![]() | ShoeOriginal Medium: Newspaper comics Distributed by: Tribune Media Services First Appeared: 1977 Creator: Jeff MacNelly image: © Tribune Media Services, Inc. |
The desks overflow with clutter. The personnel spend more time at the local watering hole than in the office. The editor is a cynical, overbearing tyrant and the reporter is a cynical, downtrodden serf. The whole scenario could easily have come from any journalism-comedy film of the past century or so, except for the fact that it takes place in treetops and the characters are all birds.
Shoe creator Jeff MacNelly was intimately familiar with
the newspaper environment — before starting the strip in
1977, he was a Pulitzer-winning political cartoonist. He continued to pursue
both endeavors until his death on June 8, 2000, garnering three
Pulitzers in all (1972, '78 and '85). He was also given the highest
honor a comic strip artist can receive, The Reuben Award for
Cartoonist of the Year, which he won in 1978 and '79. He's the
only person to win a Reuben two years in a row, a
feat made all the more impressive by the fact that those were only
the second and third years of Shoe's existence. (The only
other person to win two Reubens during his strip's first three
years is Bill Watterson of Calvin &
Hobbes, who by the way also started as an editorial
cartoonist.)
He also achieved a distinction not all that many comic strip artists can claim. He lived to see Shoe carried in over 1,000 newspapers.

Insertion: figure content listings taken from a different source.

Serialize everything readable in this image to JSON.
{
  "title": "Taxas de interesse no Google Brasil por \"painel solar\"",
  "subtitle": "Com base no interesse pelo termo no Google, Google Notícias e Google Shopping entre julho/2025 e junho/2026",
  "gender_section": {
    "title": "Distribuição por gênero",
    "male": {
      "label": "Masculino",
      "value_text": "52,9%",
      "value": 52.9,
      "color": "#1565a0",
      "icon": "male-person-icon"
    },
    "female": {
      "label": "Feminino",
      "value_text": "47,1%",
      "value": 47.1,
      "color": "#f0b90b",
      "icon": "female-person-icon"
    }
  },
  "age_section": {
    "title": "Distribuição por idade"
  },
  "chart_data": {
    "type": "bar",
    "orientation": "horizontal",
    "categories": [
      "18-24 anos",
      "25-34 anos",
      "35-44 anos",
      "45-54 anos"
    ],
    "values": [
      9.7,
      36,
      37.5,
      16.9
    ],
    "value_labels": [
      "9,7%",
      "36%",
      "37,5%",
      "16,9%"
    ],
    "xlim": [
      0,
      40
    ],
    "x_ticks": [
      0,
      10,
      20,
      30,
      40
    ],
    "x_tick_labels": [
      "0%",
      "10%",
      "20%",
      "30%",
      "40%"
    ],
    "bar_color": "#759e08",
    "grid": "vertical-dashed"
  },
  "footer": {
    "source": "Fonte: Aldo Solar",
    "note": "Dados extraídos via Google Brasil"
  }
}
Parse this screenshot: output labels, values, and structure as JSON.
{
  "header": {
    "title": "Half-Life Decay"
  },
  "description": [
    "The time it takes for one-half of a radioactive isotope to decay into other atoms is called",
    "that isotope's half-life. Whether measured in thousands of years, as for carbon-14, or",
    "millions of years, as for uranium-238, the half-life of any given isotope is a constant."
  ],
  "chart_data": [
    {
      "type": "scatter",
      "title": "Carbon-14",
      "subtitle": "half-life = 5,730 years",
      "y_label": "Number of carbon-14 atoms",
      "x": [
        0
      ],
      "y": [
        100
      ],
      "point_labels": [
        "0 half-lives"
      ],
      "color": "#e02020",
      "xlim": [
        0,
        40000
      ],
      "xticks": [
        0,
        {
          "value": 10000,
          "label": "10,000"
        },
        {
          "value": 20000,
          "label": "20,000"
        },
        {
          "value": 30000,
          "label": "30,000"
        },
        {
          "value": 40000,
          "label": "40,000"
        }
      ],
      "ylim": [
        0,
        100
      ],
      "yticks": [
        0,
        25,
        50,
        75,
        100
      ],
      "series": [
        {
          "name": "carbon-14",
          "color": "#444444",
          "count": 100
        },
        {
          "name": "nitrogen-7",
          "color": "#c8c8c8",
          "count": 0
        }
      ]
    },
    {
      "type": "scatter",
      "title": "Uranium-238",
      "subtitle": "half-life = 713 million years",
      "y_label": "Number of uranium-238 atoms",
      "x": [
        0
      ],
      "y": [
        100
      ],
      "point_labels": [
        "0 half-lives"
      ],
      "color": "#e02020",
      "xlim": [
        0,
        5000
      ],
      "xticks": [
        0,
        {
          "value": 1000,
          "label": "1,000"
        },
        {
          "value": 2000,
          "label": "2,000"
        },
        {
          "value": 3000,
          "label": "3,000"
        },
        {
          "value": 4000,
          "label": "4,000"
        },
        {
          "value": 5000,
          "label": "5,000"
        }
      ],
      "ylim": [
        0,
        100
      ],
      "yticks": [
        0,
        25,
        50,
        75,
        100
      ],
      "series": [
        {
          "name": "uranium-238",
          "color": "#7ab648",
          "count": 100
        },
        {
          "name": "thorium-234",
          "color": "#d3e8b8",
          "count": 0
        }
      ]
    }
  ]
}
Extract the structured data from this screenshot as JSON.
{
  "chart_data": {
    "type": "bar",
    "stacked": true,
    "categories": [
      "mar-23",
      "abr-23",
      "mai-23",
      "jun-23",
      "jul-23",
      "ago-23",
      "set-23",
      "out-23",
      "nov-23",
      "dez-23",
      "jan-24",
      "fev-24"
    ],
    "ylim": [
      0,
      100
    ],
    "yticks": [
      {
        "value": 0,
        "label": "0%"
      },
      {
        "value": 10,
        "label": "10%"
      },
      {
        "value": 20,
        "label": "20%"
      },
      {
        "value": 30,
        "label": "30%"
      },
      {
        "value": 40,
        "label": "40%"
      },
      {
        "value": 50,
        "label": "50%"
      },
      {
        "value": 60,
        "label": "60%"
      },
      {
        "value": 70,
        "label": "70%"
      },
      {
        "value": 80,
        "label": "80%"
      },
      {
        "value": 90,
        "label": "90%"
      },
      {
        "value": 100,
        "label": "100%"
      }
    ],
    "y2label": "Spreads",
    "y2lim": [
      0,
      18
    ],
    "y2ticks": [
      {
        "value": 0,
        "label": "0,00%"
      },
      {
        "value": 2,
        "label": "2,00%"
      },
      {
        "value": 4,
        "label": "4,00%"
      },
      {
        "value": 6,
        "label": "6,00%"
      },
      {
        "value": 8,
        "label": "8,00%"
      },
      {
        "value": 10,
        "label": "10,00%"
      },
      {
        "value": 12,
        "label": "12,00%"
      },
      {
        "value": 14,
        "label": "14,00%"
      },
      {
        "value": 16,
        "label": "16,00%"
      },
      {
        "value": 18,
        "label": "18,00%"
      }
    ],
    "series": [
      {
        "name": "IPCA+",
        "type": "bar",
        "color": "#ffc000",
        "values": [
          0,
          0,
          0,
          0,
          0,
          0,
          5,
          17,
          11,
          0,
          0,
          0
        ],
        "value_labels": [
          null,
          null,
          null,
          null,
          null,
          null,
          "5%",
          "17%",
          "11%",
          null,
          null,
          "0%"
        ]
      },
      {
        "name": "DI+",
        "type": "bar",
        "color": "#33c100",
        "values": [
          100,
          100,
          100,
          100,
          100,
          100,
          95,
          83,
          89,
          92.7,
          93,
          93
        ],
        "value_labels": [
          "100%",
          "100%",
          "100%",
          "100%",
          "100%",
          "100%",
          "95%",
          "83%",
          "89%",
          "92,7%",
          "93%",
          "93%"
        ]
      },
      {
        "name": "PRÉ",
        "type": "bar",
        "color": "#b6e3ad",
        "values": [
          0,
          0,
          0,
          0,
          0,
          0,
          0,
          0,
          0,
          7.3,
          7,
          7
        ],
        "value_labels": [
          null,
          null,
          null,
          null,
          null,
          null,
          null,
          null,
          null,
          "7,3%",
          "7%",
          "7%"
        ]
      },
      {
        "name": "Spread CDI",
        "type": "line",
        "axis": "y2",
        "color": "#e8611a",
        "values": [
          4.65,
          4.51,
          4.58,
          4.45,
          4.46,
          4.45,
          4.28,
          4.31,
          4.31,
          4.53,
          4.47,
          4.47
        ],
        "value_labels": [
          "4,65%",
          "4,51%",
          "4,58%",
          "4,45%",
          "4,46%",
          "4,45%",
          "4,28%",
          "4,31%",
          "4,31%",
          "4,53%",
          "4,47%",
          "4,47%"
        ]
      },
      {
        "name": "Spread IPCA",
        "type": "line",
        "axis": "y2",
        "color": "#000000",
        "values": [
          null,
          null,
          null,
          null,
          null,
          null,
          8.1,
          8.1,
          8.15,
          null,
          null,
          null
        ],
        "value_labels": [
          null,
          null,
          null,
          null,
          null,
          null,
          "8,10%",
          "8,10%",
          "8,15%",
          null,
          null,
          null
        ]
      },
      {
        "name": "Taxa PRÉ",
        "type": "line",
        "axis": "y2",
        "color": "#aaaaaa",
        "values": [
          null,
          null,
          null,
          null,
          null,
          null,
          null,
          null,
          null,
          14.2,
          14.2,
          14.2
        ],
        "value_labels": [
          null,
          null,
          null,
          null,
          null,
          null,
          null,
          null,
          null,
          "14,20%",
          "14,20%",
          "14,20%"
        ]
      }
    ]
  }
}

P. Martin "Shoe" Shoemaker is the editor of The Treetop Tattler-Tribune. MacNelly named him after editor Jim Shumaker, his old boss at The Chapel Hill (NC) Weekly. But the strip's focus has shifted to reporter Cosmo "The Perfessor" Fishhawk, with a sidelight on The Perfessor's relationship with his nephew, Skyler. Both Perfessor and Shoe hang out at Roz's Roost, which is run by yet another cynical, hard-bitten bird of unspecified species.
Since MacNelly's untimely death (he was only 52), Shoe has been continued by his wife, Susan MacNelly; his former assistant, Chris Cassatt; and Gary Brookins. It took three people to fill his shoes on the Tribune Syndicate strip — but nobody will ever replace him on the Trib's editorial page.